Anyway, I guess the story/drama of today that I should unload on this blog is why I'm so connected to my family and why I can't tell them no. I am the one who saves my money and works hard and doesn't splurge on myself, but all that leaves me with is the title designated family bank/line of credit. FML. Or, should I say (here, as I never say in real life) FMFamily. There is a Mary Oliver poem I love that I think about when my mind regresses to how much of a burden (this half of) my family is sometimes.
The Journey
One day you finally knew
what you had to do, and began,
though the voices around you
kept shouting
their bad advice--
though the whole house
began to tremble
and you felt the old tug
at your ankles.
"Mend my life!"
each voice cried.
But you didn't stop.
You knew what you had to do,
though the wind pried
with its stiff fingers
at the very foundations,
though their melancholy
was terrible.
It was already late
enough, and a wild night,
and the road full of fallen
branches and stones.
But little by little,
as you left their voices behind,
the stars began to burn
through the sheets of clouds,
and there was a new voice
which you slowly
recognized as your own,
that kept you company
as you strode deeper and deeper
into the world,
determined to do
the only thing you could do--
determined to save
the only life you could save.
I wish I had the bravery to follow through with it. To save my life and sanity, but it all feels so selfish. Maybe it's one reason I don't want to have kids. To me, family has been a huge burden. Yes, we have had good times and I do love them, but this is certainly not the family I would have chose. Most families are f-ed up; I would have chosen a life of choice -- each day waking up and being able to ask myself "is this what you want today?" and being able, more importantly, to change it if not, simply by changing myself. Moving, finding new friends, a new life. Because you cannot change others, no matter how hard you try. What do I do? Continue this way? I have already resigned myself to living in D. because of the proximity to these people whose life I must constantly mend and the low cost of living which will help me support my family. And NO!! G-f-ing-D This is not just my fantasy that I am needed. Yes, they would survive if I fell off the face of the planet, but I have not, yet, and they are dependent. But I should try harder to wean them off of me... how...? Just say no? We saw how well that worked for the youth and drugs. Per usual, it's not that simple. And it's also easier to give in than to feel guilty and realize that if I'm not loaning them money they will just pawn their junk or take out loans with huge interest rates. It's not like I'm loaning them money to get their hair done, but on the other hand, it does all go in to the same pot, right? Literally, I'm sure. F.

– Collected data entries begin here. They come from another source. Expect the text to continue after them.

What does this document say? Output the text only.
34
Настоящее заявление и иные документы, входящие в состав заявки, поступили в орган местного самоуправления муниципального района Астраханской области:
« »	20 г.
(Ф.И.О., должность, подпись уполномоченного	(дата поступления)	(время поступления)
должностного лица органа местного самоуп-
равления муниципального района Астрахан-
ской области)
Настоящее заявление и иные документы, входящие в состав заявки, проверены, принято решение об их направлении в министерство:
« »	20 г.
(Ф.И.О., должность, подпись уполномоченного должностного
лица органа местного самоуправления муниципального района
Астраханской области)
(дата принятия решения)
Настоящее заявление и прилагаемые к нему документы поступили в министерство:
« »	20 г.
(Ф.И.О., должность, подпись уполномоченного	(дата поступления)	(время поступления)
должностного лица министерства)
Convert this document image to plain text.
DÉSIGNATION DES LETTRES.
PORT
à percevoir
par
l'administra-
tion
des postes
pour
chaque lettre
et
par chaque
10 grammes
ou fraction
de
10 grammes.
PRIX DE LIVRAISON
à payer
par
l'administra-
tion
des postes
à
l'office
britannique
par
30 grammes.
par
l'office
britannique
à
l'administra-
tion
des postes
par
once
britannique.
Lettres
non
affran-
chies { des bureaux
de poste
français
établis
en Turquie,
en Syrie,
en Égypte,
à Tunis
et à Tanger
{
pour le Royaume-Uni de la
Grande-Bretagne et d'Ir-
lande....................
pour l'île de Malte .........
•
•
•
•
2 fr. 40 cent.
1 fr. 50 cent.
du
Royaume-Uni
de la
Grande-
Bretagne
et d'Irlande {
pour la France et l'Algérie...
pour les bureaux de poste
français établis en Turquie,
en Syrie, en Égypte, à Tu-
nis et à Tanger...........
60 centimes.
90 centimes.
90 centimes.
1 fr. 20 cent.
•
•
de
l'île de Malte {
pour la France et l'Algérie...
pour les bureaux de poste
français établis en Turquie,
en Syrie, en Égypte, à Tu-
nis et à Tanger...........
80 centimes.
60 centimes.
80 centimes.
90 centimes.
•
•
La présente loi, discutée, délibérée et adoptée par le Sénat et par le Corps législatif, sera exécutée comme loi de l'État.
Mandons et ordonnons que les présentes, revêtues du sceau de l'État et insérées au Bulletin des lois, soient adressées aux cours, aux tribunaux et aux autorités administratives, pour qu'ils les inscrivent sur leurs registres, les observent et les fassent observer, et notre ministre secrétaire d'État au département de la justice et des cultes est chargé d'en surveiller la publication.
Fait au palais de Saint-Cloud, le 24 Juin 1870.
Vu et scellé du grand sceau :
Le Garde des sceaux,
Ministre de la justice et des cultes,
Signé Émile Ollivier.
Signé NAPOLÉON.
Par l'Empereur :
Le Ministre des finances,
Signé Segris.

Why do I love them? If not through our mutual realization of the accident of our births from the same mother I would care less about these people. I mean, I'd feel bad for them, but it would not be my problem. I would go on my happy, independent life. Maybe that's why I crave freedom and unattachment so badly, so deeply, so blindly. But for now, I will work a job I don't love and live in a city I don't love, so that I can provide for the people I do love. Is there another way?